Have you ever imagined if bottled water can leave its mark on you? Well, consumption of beverages such as soda pop, micro brew-beer and bottled water - experts explain in a new study - leaves a geographical location-related chemical imprint in hair that can be used to track people's movements.
According to Lesley Chesson and colleagues, the body removes hydrogen and oxygen atoms from water (H2O), and beverages containing water, and incorporates them into proteins, including the protein in hair.
Hydrogen and oxygen exist in different forms, or isotopes. The proportions of those isotopes vary in a predictable way geographically, with higher values in low-latitude, low-elevation, or coastal regions, for instance, and lower values elsewhere.
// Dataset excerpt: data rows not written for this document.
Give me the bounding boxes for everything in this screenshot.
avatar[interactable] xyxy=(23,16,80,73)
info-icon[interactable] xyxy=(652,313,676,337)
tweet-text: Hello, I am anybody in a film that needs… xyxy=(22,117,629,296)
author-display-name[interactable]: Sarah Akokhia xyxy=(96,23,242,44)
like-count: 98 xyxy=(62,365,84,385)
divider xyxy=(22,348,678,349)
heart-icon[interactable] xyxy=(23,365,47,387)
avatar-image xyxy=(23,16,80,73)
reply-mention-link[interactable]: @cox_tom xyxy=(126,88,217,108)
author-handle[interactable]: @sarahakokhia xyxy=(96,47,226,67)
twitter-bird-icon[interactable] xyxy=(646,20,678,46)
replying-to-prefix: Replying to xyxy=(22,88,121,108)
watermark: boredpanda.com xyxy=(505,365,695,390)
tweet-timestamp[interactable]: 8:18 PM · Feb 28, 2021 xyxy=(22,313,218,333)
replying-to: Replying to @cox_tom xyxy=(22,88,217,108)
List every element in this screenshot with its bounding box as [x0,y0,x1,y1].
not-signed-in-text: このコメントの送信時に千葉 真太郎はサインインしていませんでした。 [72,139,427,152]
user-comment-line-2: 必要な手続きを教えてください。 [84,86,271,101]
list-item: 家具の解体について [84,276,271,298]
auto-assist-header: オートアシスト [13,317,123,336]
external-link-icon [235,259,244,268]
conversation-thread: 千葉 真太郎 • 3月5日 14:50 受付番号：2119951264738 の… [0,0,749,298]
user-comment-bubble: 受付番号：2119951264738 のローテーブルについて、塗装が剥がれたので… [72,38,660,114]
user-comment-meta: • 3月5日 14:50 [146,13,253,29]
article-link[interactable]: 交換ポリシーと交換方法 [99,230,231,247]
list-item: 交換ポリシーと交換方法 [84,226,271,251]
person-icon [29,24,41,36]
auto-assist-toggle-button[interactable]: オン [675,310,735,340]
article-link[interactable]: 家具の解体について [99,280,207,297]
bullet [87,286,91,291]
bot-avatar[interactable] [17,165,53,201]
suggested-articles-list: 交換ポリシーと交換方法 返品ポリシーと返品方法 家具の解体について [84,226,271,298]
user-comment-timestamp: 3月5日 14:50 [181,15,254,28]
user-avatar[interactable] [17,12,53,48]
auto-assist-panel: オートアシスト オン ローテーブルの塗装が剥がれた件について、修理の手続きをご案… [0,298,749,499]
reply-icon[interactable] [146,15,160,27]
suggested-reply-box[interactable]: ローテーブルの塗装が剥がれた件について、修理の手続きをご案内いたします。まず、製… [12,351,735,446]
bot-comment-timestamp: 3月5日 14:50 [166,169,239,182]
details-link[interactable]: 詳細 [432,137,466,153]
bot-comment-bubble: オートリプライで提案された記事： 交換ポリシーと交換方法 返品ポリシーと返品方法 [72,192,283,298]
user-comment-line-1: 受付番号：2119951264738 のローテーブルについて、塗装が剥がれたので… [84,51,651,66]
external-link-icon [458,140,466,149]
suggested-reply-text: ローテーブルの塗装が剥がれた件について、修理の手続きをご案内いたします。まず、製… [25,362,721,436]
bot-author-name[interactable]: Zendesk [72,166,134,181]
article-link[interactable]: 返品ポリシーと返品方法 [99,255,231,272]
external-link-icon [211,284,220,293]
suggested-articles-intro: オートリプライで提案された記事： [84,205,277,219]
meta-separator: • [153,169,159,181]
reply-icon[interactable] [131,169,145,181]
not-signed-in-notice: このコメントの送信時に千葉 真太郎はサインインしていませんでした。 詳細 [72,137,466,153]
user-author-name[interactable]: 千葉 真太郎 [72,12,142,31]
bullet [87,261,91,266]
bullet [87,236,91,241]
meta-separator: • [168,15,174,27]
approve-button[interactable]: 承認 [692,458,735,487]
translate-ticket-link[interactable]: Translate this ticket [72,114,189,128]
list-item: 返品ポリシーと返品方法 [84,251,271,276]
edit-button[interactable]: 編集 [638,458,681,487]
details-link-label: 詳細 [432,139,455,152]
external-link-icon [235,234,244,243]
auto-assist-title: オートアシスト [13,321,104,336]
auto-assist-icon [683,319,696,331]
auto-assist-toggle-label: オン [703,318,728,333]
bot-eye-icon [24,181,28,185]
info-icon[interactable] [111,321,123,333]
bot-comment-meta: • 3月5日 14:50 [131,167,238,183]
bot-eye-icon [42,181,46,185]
Since manufacturers usually use local or regional water sources in producing beverages, isotope patterns in hair could serve as a chemical "fingerprint" to pinpoint the geographic region where a person has been.
The scientists analysed isotope patterns in bottled water, soda pop, and beer from 33 American cities and found that patterns in the beverages generally matched those already known for the tap water.
They also noted that the isotope pattern in beverages tends to vary from city to city in ways that give cities in different regions characteristic "iso-signatures."
A person who drinks a beer or soda in Denver, Des Moines, or Dallas, for instance, consumes a different isotope signature than a person in Las Cruces, Las Vegas, or Laramie.
The finding may help trace the origin of drinks or help criminal investigators identify the geographic travels of crime suspects and other individuals through analysis of hair strands, the study suggests.
The study appears in ACS' bi-weekly Journal of Agricultural and Food Chemistry.